Говоря о роли духовенства в жизни каджарского государства, невозможно обойти вниманием эпизод, связанный с выдачей и отменой табачной концессии. Необходимость пополнения казны в эпоху колониализма толкала Каджаров к выдаче концессий – эксклюзивных прав на разработку той или иной отрасли хозяйства, промышленности или инфраструктуры. Взамен обладатель концессии обязался регулярно платить в казну определенную сумму денег. Концессии выдавались на разработку рыбных промыслов, строительство дорог, открытие банков. В марте 1890 года концессия на разработку табачных промыслов была выдана британскому майору Тальботу – ее условия позволяли майору регулировать закупочные цены на табак. Это, в свою очередь, вызвало негодование торговой среды, которая традиционно имела тесные связи с духовенством. Против концессии начались протесты, которые достигли своего апогея после вмешательства представителя духовенства.
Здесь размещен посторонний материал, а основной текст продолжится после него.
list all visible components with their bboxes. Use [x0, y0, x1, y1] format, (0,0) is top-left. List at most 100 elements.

Ведущий на тот момент религиозный авторитет Ирана Мирза Мохаммед Ширази издал фетву (богословско-правовое решение), объявлявшую курение табака смертным грехом. В результате иранцы стали массово отказываться от полюбившегося многим из них табака, а выступления против концессии только расширились. В результате в 1892 году шах вынужден был отменить концессию, после чего Ширази отменил фетву. Эти события продемонстрировали, как быстро религиозный авторитет духовенства может трансформироваться в авторитет политический.
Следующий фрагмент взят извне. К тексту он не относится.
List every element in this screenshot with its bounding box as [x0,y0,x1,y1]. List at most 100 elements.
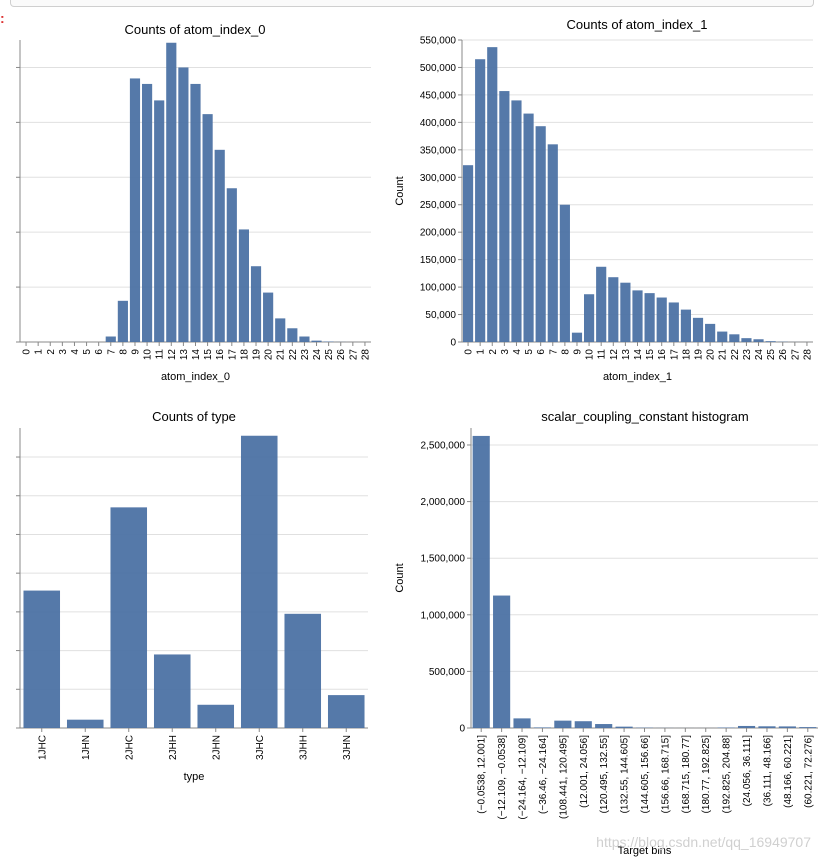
x-tick-label: 2JHN [211,735,222,760]
x-tick-label: 5 [524,349,535,355]
bar [178,67,189,343]
x-tick-label: 22 [288,349,299,361]
bar [571,332,583,342]
x-tick-label: 7 [106,349,117,355]
x-tick-label: 2 [46,349,57,355]
bar [584,294,595,342]
bar [142,83,153,342]
bar [311,340,322,342]
x-axis-label: atom_index_0 [161,371,230,383]
x-tick-label: (36.111, 48.166] [762,735,773,807]
bar [117,300,128,342]
bar [493,595,511,728]
y-tick-label: 550,000 [420,36,457,47]
bar [499,91,510,342]
x-axis-label: type [184,771,205,783]
x-tick-label: 25 [766,349,777,361]
x-tick-label: (108.441, 120.495] [558,735,569,819]
bar [595,724,613,728]
y-tick-label: 500,000 [420,63,457,74]
x-tick-label: (168.715, 180.77] [681,735,692,814]
bar [799,727,817,728]
x-tick-label: 12 [167,349,178,361]
x-tick-label: 27 [790,349,801,361]
bar [166,42,177,342]
bar [778,726,796,728]
bar [299,336,310,342]
x-tick-label: 22 [730,349,741,361]
x-tick-label: 1JHN [81,735,92,760]
x-tick-label: 4 [512,349,523,355]
y-tick-label: 50,000 [425,310,456,321]
y-axis-label: Count [394,176,406,205]
x-tick-label: 1 [34,349,45,355]
x-tick-label: 9 [572,349,583,355]
y-tick-label: 100,000 [420,283,457,294]
bar [758,726,776,728]
bar [741,338,752,342]
bar [327,695,365,728]
chart-title: Counts of atom_index_0 [125,22,266,37]
x-tick-label: 17 [669,349,680,361]
x-tick-label: 18 [239,349,250,361]
bar [574,721,592,728]
bar [753,339,764,342]
bar [620,282,631,342]
x-axis-label: Target bins [618,845,672,857]
x-tick-label: 15 [645,349,656,361]
bar [472,435,490,728]
y-tick-label: 200,000 [420,228,457,239]
x-tick-label: 6 [536,349,547,355]
chart-3: Counts of type 1JHC 1JHN 2JHC 2JHH 2JHN 3JHC 3J… [16,409,368,783]
chart-4: scalar_coupling_constant histogram 0 500,0… [394,409,818,857]
x-tick-label: 19 [694,349,705,361]
x-tick-label: 21 [276,349,287,361]
bar [23,590,61,728]
bar [487,47,498,342]
x-tick-label: (132.55, 144.605] [620,735,631,814]
y-tick-label: 2,500,000 [421,440,466,451]
chart-title: scalar_coupling_constant histogram [541,409,748,424]
x-tick-label: 28 [360,349,371,361]
x-tick-label: 0 [22,349,33,355]
x-tick-label: 6 [94,349,105,355]
x-tick-label: 2JHC [124,735,135,760]
x-tick-label: (156.66, 168.715] [660,735,671,814]
y-tick-label: 500,000 [429,667,466,678]
cell-marker: : [0,10,5,26]
bar [287,328,298,342]
chart-title: Counts of atom_index_1 [567,17,708,32]
bar [644,293,655,342]
x-tick-label: 12 [609,349,620,361]
bar [154,100,165,343]
bar [656,297,667,342]
x-tick-label: 1 [476,349,487,355]
x-tick-label: (−0.0538, 12.001] [477,735,488,814]
x-tick-label: (60.221, 72.276] [803,735,814,808]
x-tick-label: (144.605, 156.66] [640,735,651,814]
bar [717,331,728,342]
y-tick-label: 0 [450,338,456,349]
bar [632,290,643,342]
bar [105,336,116,342]
x-tick-label: 27 [348,349,359,361]
bar [692,317,704,342]
y-tick-label: 1,500,000 [421,554,466,565]
bar [153,654,191,728]
bar [202,114,213,342]
x-tick-label: 23 [742,349,753,361]
x-tick-label: 3JHC [255,735,266,760]
bar [547,144,558,342]
bar [559,204,570,342]
bar [511,100,522,343]
x-tick-label: 23 [300,349,311,361]
x-tick-label: (24.056, 36.111] [742,735,753,807]
x-tick-label: 3 [500,349,511,355]
bar [554,720,572,728]
bar [535,126,546,342]
y-tick-label: 350,000 [420,145,457,156]
x-tick-label: 3 [58,349,69,355]
x-tick-label: 2JHH [168,735,179,760]
x-tick-label: (−24.164, −12.109] [518,735,529,820]
bar [66,719,104,728]
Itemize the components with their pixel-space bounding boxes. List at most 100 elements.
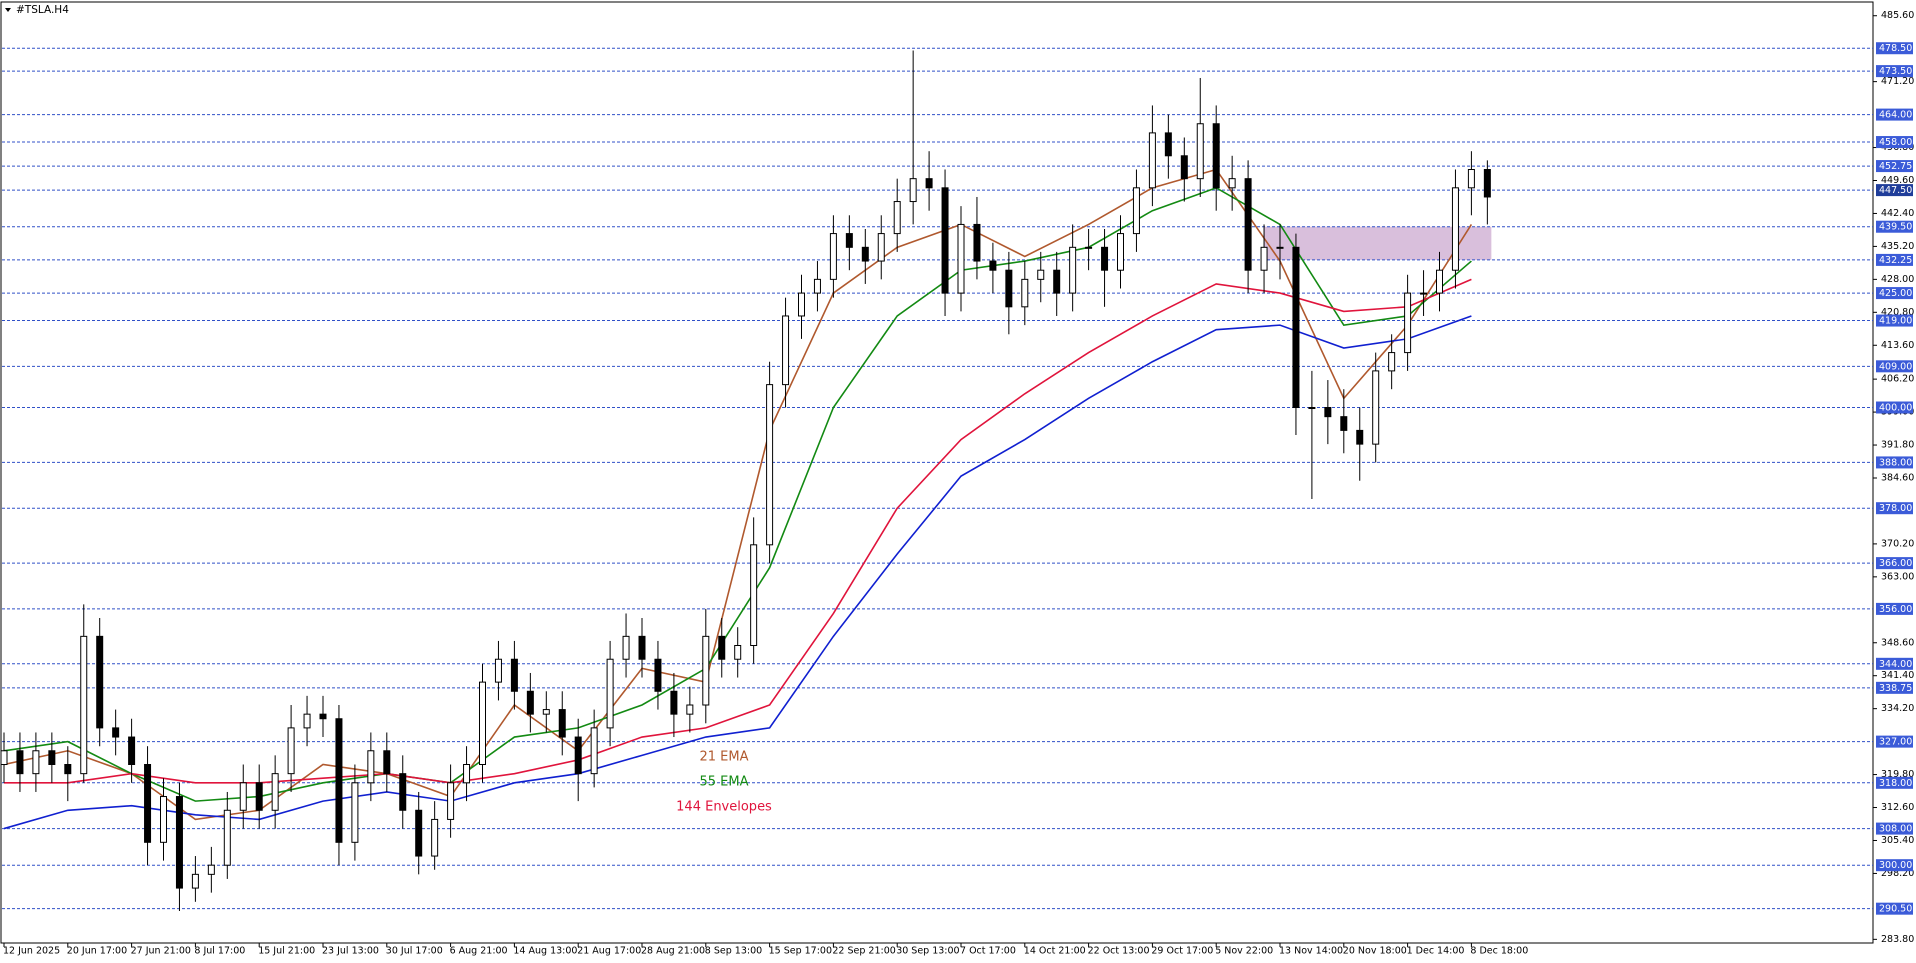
level-label: 366.00 [1879, 558, 1912, 569]
level-label: 409.00 [1879, 361, 1912, 372]
x-tick-label: 5 Nov 22:00 [1215, 946, 1273, 957]
x-tick-label: 8 Sep 13:00 [705, 946, 762, 957]
level-label: 452.75 [1879, 161, 1912, 172]
candle-body [447, 782, 455, 820]
level-label: 338.75 [1879, 683, 1912, 694]
candle-body [1196, 123, 1204, 180]
candle-body [479, 681, 486, 766]
candle-body [367, 750, 375, 784]
indicator-line [3, 186, 1472, 802]
x-tick-label: 14 Oct 21:00 [1024, 946, 1086, 957]
y-tick-label: 391.80 [1881, 440, 1914, 451]
x-tick-label: 20 Jun 17:00 [67, 946, 127, 957]
level-label: 308.00 [1879, 824, 1912, 835]
candle-body [0, 750, 8, 766]
level-label: 400.00 [1879, 403, 1912, 414]
level-label-box [1876, 657, 1913, 670]
y-tick-label: 406.20 [1881, 374, 1914, 385]
candle-body [494, 658, 502, 683]
candle-body [144, 764, 152, 843]
legend-label: 144 Envelopes [676, 800, 772, 815]
collapse-icon [5, 8, 11, 12]
candle-body [813, 278, 821, 294]
level-label-box [1876, 557, 1913, 570]
level-label-box [1876, 136, 1913, 149]
candle-body [558, 709, 566, 738]
candle-body [1292, 246, 1300, 409]
candle-body [1420, 292, 1428, 295]
y-tick-label: 334.20 [1881, 703, 1914, 714]
level-label-box [1876, 160, 1913, 173]
level-label: 344.00 [1879, 659, 1912, 670]
candle-body [526, 690, 534, 715]
level-label-box [1876, 220, 1913, 233]
level-label-box [1876, 456, 1913, 469]
candle-body [271, 773, 279, 811]
level-label: 318.00 [1879, 778, 1912, 789]
candle-body [1005, 269, 1013, 308]
level-label: 419.00 [1879, 316, 1912, 327]
candle-body [845, 233, 853, 248]
x-tick-label: 12 Jun 2025 [3, 946, 60, 957]
candle-body [1483, 169, 1491, 198]
x-tick-label: 15 Sep 17:00 [769, 946, 832, 957]
candle-body [861, 246, 869, 262]
level-label-box [1876, 65, 1913, 78]
x-tick-label: 30 Jul 17:00 [386, 946, 443, 957]
indicator-line [3, 168, 1473, 821]
level-label-box [1876, 108, 1913, 121]
candle-body [80, 635, 88, 775]
y-tick-label: 485.60 [1881, 10, 1914, 21]
chart-title: #TSLA.H4 [16, 4, 69, 16]
legend-label: 21 EMA [700, 750, 749, 765]
x-tick-label: 15 Jul 21:00 [258, 946, 315, 957]
x-tick-label: 1 Dec 14:00 [1407, 946, 1465, 957]
x-tick-label: 6 Aug 21:00 [450, 946, 508, 957]
level-label: 378.00 [1879, 503, 1912, 514]
candle-body [1308, 407, 1316, 410]
y-tick-label: 348.60 [1881, 637, 1914, 648]
candle-body [1388, 352, 1396, 372]
candle-body [1053, 269, 1061, 294]
x-tick-label: 27 Jun 21:00 [131, 946, 191, 957]
level-label-box [1876, 902, 1913, 915]
level-label: 458.00 [1879, 137, 1912, 148]
y-tick-label: 370.20 [1881, 538, 1914, 549]
candle-body [1101, 246, 1109, 271]
plot-frame [0, 1, 1874, 944]
candle-body [175, 796, 183, 889]
x-tick-label: 23 Jul 13:00 [322, 946, 379, 957]
candle-body [734, 645, 742, 660]
candle-body [1069, 246, 1077, 294]
candle-body [1085, 246, 1093, 249]
candle-body [1148, 132, 1156, 189]
candle-body [606, 658, 614, 729]
candle-body [1244, 178, 1252, 271]
level-label: 439.50 [1879, 222, 1912, 233]
candle-body [766, 384, 774, 546]
candle-body [48, 750, 56, 766]
x-tick-label: 28 Aug 21:00 [641, 946, 705, 957]
candle-body [1212, 123, 1220, 189]
x-tick-label: 8 Dec 18:00 [1470, 946, 1528, 957]
y-tick-label: 471.20 [1881, 76, 1914, 87]
candle-body [335, 718, 343, 843]
level-label: 432.25 [1879, 255, 1912, 266]
candle-body [112, 727, 120, 738]
candle-body [32, 750, 40, 775]
candle-body [287, 727, 295, 775]
legend-label: 55 EMA [700, 775, 749, 790]
x-tick-label: 20 Nov 18:00 [1343, 946, 1407, 957]
y-tick-label: 435.20 [1881, 241, 1914, 252]
candle-body [1180, 155, 1188, 180]
indicator-line [3, 315, 1472, 830]
candle-body [431, 818, 439, 857]
candle-body [351, 782, 359, 843]
y-tick-label: 298.20 [1881, 868, 1914, 879]
level-label: 290.50 [1879, 904, 1912, 915]
level-label-box [1876, 735, 1913, 748]
y-tick-label: 413.60 [1881, 340, 1914, 351]
level-label-box [1876, 859, 1913, 872]
candle-body [16, 750, 24, 775]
Исключительная сложность устройства элит каджарской эпохи, их гетерогенность и многоликость усложняли попытки проведения модернистских реформ, в которых нуждалось государство. Наиболее масштабная среди них относится к середине XIX века – ее вдохновителем был министр Мирза Таги-хан Фарахани (1807–1852) по прозвищу Амир Кабир. Иранский реформатор провел несколько лет в Османской империи эпохи Танзимата – модернистских реформ, которые и вдохновили его на преобразования в Иране. У Амир Кабира было множество противников, которые противодействовали и ему самому, и его начинаниям (противники добились его отстранения, ареста, а затем и умертвили его), однако одному из достижений суждено было оказать значительное влияние на иранскую интеллектуальную жизнь второй половины XIX – первой половины ХХ века. По приказу Амир Кабира был основан Дар оль-Фонун – первое иранское высшее учебное заведение университетского типа, которое должно было ковать кадры для новой модернистской политики. Создано оно было по образцу одноименного османского заведения и в итоге стало alma mater для целой плеяды иранских интеллектуалов.
История Амир Кабира говорит нам как минимум о двух вещах: с одной стороны, главными поборниками модерности в Иране были представители элиты, с другой – среди правящей верхушки было множество противников подобных преобразований. Так или иначе, но в XIX веке гораздо больше иранцев стало посещать европейские страны: они восхищаются свидетельствами научно-технического прогресса, политическими и общественными институтами, культурой и искусством и мечтают привить эти достижения на Родине. Вдохновленные идеями об ограничении власти монарха, национальном самосознании и общности, о роли религии в жизни людей и новых типах отношений внутри общества, эти авторы, которых позже назовут роушанфекран (перс. «ясно мыслящие»), не только внедряли новый язык для описания жизни иранского общества (как древнего, так и современного), но и становились первыми агентами модерности. Так иранская публика получила первую правительственную газету (а затем – и неофициальную прессу), узнала слова вроде «демократия», «конституция» и «парламент», увидела иные способы организации отношений между властью и обществом.